Des fraudes aux cartes grises et aux contrôles techniques

Au-delà de la fraude sociale, d'autres types de fraudes pèsent sur les finances publiques. L'État a perdu des centaines de millions d'euros en laissant prospérer les fraudes à la carte grise, selon des informations récentes. Par ailleurs, un centre de contrôle technique automobile d'Eure-et-Loir a été épinglé pour une réparation illégale, et le préfet a retiré son agrément. La justice administrative, saisie en référé, s'est prononcée sur cette décision, faisant plier le préfet.

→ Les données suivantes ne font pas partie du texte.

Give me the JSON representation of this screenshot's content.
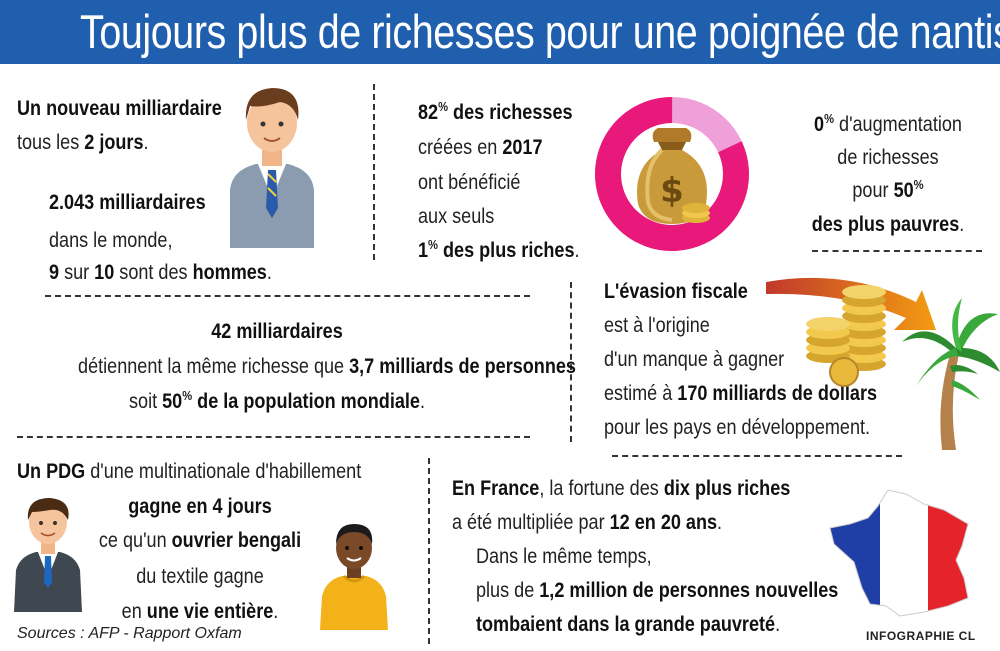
{
  "title": "Toujours plus de richesses pour une poignée de nantis",
  "block1": {
    "line1": "Un nouveau milliardaire",
    "line2_prefix": "tous les ",
    "line2_bold": "2 jours",
    "line2_suffix": ".",
    "count": "2.043 milliardaires",
    "line4": "dans le monde,",
    "l5_a": "9",
    "l5_b": " sur ",
    "l5_c": "10",
    "l5_d": " sont des ",
    "l5_e": "hommes",
    "l5_f": "."
  },
  "block2": {
    "pct": "82",
    "pct_sign": "%",
    "l1_rest": " des richesses",
    "l2_prefix": "créées en ",
    "l2_bold": "2017",
    "l3": "ont bénéficié",
    "l4": "aux seuls",
    "l5_num": "1",
    "l5_sign": "%",
    "l5_rest": " des plus riches",
    "l5_end": "."
  },
  "block3": {
    "pct": "0",
    "pct_sign": "%",
    "l1_rest": " d'augmentation",
    "l2": "de richesses",
    "l3_prefix": "pour ",
    "l3_bold": "50",
    "l3_sign": "%",
    "l4_bold": "des plus pauvres",
    "l4_end": "."
  },
  "block4": {
    "l1": "42 milliardaires",
    "l2_prefix": "détiennent la même richesse que ",
    "l2_bold": "3,7 milliards de personnes",
    "l3_prefix": "soit ",
    "l3_num": "50",
    "l3_sign": "%",
    "l3_bold": " de la population mondiale",
    "l3_end": "."
  },
  "block5": {
    "l1": "L'évasion fiscale",
    "l2": "est à l'origine",
    "l3": "d'un manque à gagner",
    "l4_prefix": "estimé à ",
    "l4_bold": "170 milliards de dollars",
    "l5": "pour les pays en développement."
  },
  "block6": {
    "l1_bold": "Un PDG",
    "l1_rest": " d'une multinationale d'habillement",
    "l2_bold": "gagne en 4 jours",
    "l3_prefix": "ce qu'un ",
    "l3_bold": "ouvrier bengali",
    "l4": "du textile gagne",
    "l5_prefix": "en ",
    "l5_bold": "une vie entière",
    "l5_end": "."
  },
  "block7": {
    "l1_bold": "En France",
    "l1_mid": ", la fortune des ",
    "l1_bold2": "dix plus riches",
    "l2_prefix": "a été multipliée par ",
    "l2_bold": "12 en 20 ans",
    "l2_end": ".",
    "l3": "Dans le même temps,",
    "l4_prefix": "plus de ",
    "l4_bold": "1,2 million de personnes nouvelles",
    "l5_bold": "tombaient dans la grande pauvreté",
    "l5_end": "."
  },
  "sources": "Sources : AFP - Rapport Oxfam",
  "credit": "INFOGRAPHIE CL",
  "donut": {
    "share_rich_percent": 82,
    "rich_color": "#e8197a",
    "rest_color": "#f0a0d8"
  },
  "colors": {
    "title_bar": "#1f5fae",
    "title_text": "#ffffff",
    "text": "#222222"
  },
  "icons": [
    "businessman-icon",
    "money-bag-icon",
    "coins-icon",
    "arrow-icon",
    "palm-tree-icon",
    "ceo-icon",
    "worker-icon",
    "france-map-icon"
  ]
}
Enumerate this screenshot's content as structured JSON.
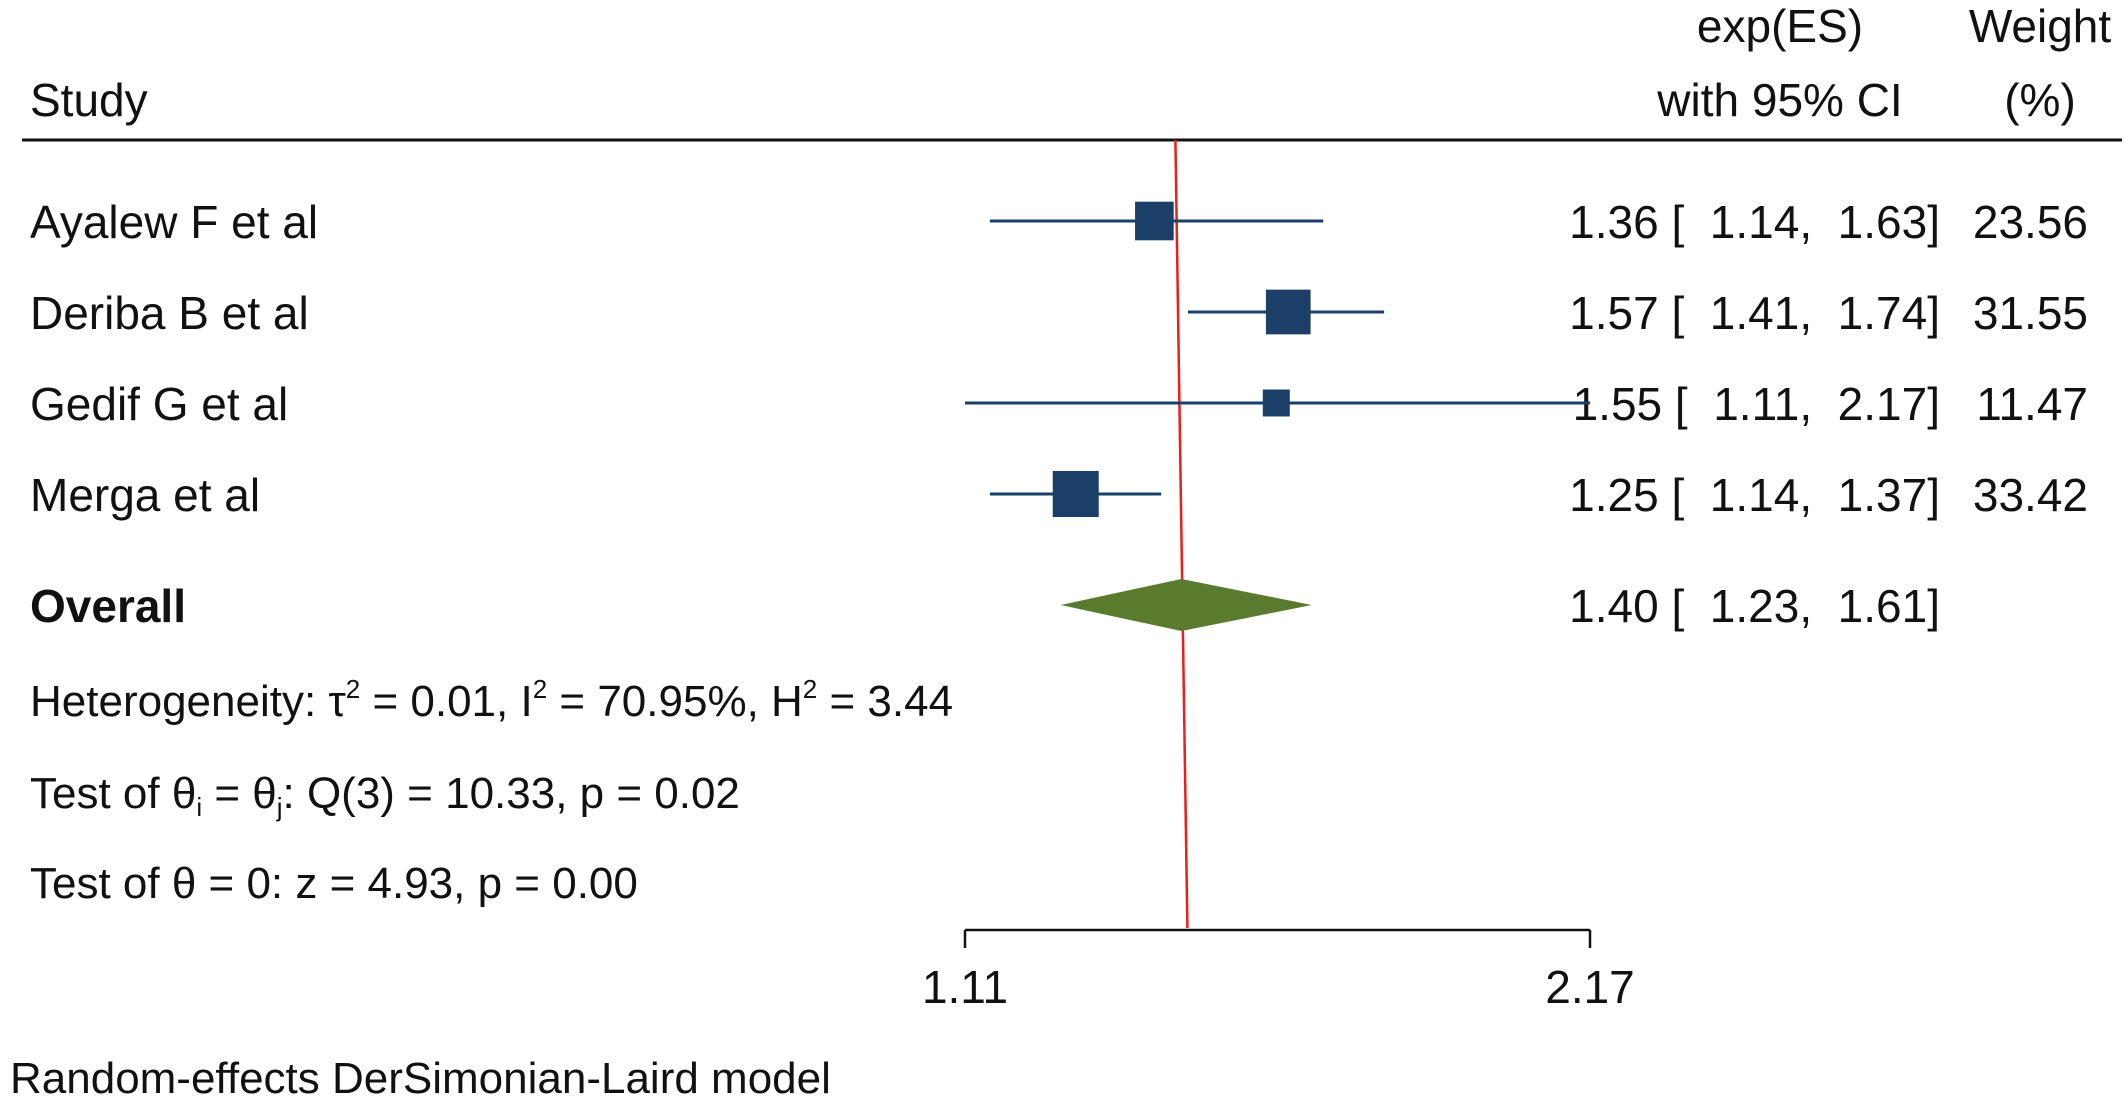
{
  "headers": {
    "study": "Study",
    "es_line1": "exp(ES)",
    "es_line2": "with 95% CI",
    "weight_line1": "Weight",
    "weight_line2": "(%)"
  },
  "chart_data": {
    "type": "forest",
    "log_scale": true,
    "xlim": [
      1.11,
      2.17
    ],
    "xticks": [
      "1.11",
      "2.17"
    ],
    "reference_line": 1.4,
    "colors": {
      "study_marker": "#1b3f66",
      "ci_line": "#1b3f66",
      "overall_diamond": "#5a7a2e",
      "reference_line": "#e8201c",
      "text": "#111111"
    },
    "studies": [
      {
        "name": "Ayalew F et al",
        "es": 1.36,
        "lo": 1.14,
        "hi": 1.63,
        "ci_text": "1.36 [  1.14,  1.63]",
        "weight": 23.56,
        "weight_text": "23.56"
      },
      {
        "name": "Deriba B et al",
        "es": 1.57,
        "lo": 1.41,
        "hi": 1.74,
        "ci_text": "1.57 [  1.41,  1.74]",
        "weight": 31.55,
        "weight_text": "31.55"
      },
      {
        "name": "Gedif G et al",
        "es": 1.55,
        "lo": 1.11,
        "hi": 2.17,
        "ci_text": "1.55 [  1.11,  2.17]",
        "weight": 11.47,
        "weight_text": "11.47"
      },
      {
        "name": "Merga et al",
        "es": 1.25,
        "lo": 1.14,
        "hi": 1.37,
        "ci_text": "1.25 [  1.14,  1.37]",
        "weight": 33.42,
        "weight_text": "33.42"
      }
    ],
    "overall": {
      "name": "Overall",
      "es": 1.4,
      "lo": 1.23,
      "hi": 1.61,
      "ci_text": "1.40 [  1.23,  1.61]"
    }
  },
  "stats": {
    "heterogeneity_prefix": "Heterogeneity: τ",
    "tau_sup": "2",
    "heterogeneity_mid1": " = 0.01, I",
    "i_sup": "2",
    "heterogeneity_mid2": " = 70.95%, H",
    "h_sup": "2",
    "heterogeneity_end": " = 3.44",
    "test1_prefix": "Test of θ",
    "test1_sub_i": "i",
    "test1_mid": " = θ",
    "test1_sub_j": "j",
    "test1_end": ": Q(3) = 10.33, p = 0.02",
    "test2": "Test of θ = 0: z = 4.93, p = 0.00"
  },
  "footnote": "Random-effects DerSimonian-Laird model"
}
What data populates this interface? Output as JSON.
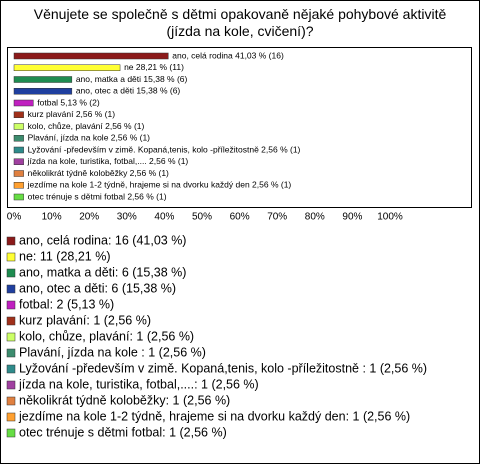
{
  "chart_data": {
    "type": "bar",
    "orientation": "horizontal",
    "title": "Věnujete se společně s dětmi opakovaně nějaké pohybové aktivitě (jízda na kole, cvičení)?",
    "values": [
      41.03,
      28.21,
      15.38,
      15.38,
      5.13,
      2.56,
      2.56,
      2.56,
      2.56,
      2.56,
      2.56,
      2.56,
      2.56
    ],
    "counts": [
      16,
      11,
      6,
      6,
      2,
      1,
      1,
      1,
      1,
      1,
      1,
      1,
      1
    ],
    "value_labels": [
      "ano, celá rodina 41,03 % (16)",
      "ne 28,21 % (11)",
      "ano, matka a děti 15,38 % (6)",
      "ano, otec a děti 15,38 % (6)",
      "fotbal 5,13 % (2)",
      "kurz plavání 2,56 % (1)",
      "kolo, chůze, plavání 2,56 % (1)",
      "Plavání, jízda na kole  2,56 % (1)",
      "Lyžování -především v zimě.  Kopaná,tenis, kolo -příležitostně  2,56 % (1)",
      "jízda na kole, turistika, fotbal,.... 2,56 % (1)",
      "několikrát týdně koloběžky 2,56 % (1)",
      "jezdíme na kole 1-2 týdně, hrajeme si na dvorku každý den 2,56 % (1)",
      "otec trénuje s dětmi fotbal 2,56 % (1)"
    ],
    "legend_labels": [
      "ano, celá rodina: 16 (41,03 %)",
      "ne: 11 (28,21 %)",
      "ano, matka a děti: 6 (15,38 %)",
      "ano, otec a děti: 6 (15,38 %)",
      "fotbal: 2 (5,13 %)",
      "kurz plavání: 1 (2,56 %)",
      "kolo, chůze, plavání: 1 (2,56 %)",
      "Plavání, jízda na kole : 1 (2,56 %)",
      "Lyžování -především v zimě.  Kopaná,tenis, kolo -příležitostně : 1 (2,56 %)",
      "jízda na kole, turistika, fotbal,....: 1 (2,56 %)",
      "několikrát týdně koloběžky: 1 (2,56 %)",
      "jezdíme na kole 1-2 týdně, hrajeme si na dvorku každý den: 1 (2,56 %)",
      "otec trénuje s dětmi fotbal: 1 (2,56 %)"
    ],
    "colors": [
      "#8b1a1a",
      "#ffff33",
      "#1e8c50",
      "#1f3f9f",
      "#c020c0",
      "#a0301a",
      "#ccff66",
      "#3c8c6e",
      "#2e8b8b",
      "#a040a0",
      "#e08040",
      "#ffa030",
      "#66dd44"
    ],
    "xlim": [
      0,
      100
    ],
    "xticks": [
      {
        "value": 0,
        "label": "0%"
      },
      {
        "value": 10,
        "label": "10%"
      },
      {
        "value": 20,
        "label": "20%"
      },
      {
        "value": 30,
        "label": "30%"
      },
      {
        "value": 40,
        "label": "40%"
      },
      {
        "value": 50,
        "label": "50%"
      },
      {
        "value": 60,
        "label": "60%"
      },
      {
        "value": 70,
        "label": "70%"
      },
      {
        "value": 80,
        "label": "80%"
      },
      {
        "value": 90,
        "label": "90%"
      },
      {
        "value": 100,
        "label": "100%"
      }
    ]
  }
}
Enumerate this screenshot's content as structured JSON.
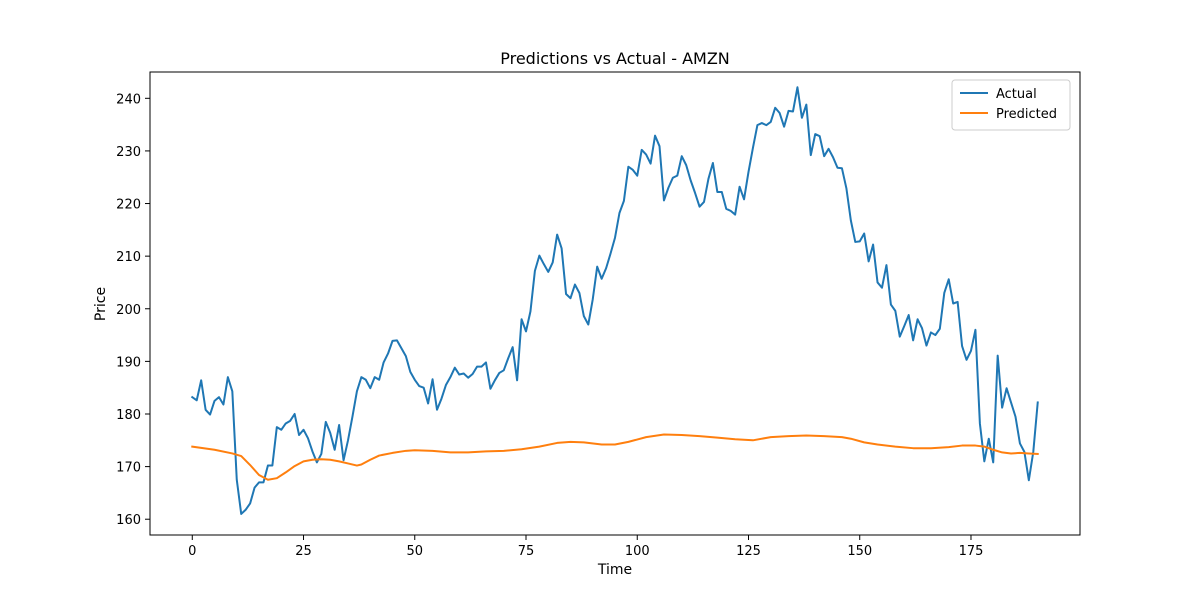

Ces affaires illustrent la diversité des fraudes qui gangrènent les systèmes publics et privés, et la difficulté à les endiguer malgré les progrès en détection.

Des perspectives contrastées entre promesses politiques et réalités du terrain

Les annonces d'Amélie de Montchalin de doubler les détections de fraudes d'ici 2029 contrastent avec la faiblesse du recouvrement actuel. Si la détection progresse, la récupération des sommes détournées reste un défi majeur, notamment pour le travail dissimulé où les fraudeurs organisent leur insolvabilité. Le HCFiPS appelle à renforcer les moyens de recouvrement et à mieux cibler les secteurs à risque. Le prélèvement à la source pour les travailleurs des plateformes, prévu pour 2026, pourrait constituer une avancée significative. Mais les experts soulignent que la formation administrative de ces travailleurs est cruciale pour éviter les erreurs involontaires. La lutte contre la fraude sociale reste un chantier de longue haleine, où les progrès techniques doivent s'accompagner de mesures structurelles.

À retenir

  • La fraude sociale atteint 14 milliards d'euros en 2025, avec une hausse due à l'inflation et aux changements de calcul.
  • Le travail dissimulé représente plus de la moitié de la fraude, mais le recouvrement n'est que de 680 millions d'euros.
  • Les micro-entrepreneurs et travailleurs des plateformes sont particulièrement concernés, avec 71% sous-déclarant leur chiffre d'affaires.
  • Le prélèvement à la source pour les plateformes, à partir de 2026, vise à réduire la sous-déclaration.
  • La ministre des Comptes publics ambitionne de doubler les détections de fraudes d'ici 2029, mais le recouvrement reste un point faible.
  • D'autres fraudes, comme celles aux cartes grises ou aux contrôles techniques, illustrent l'ampleur du problème.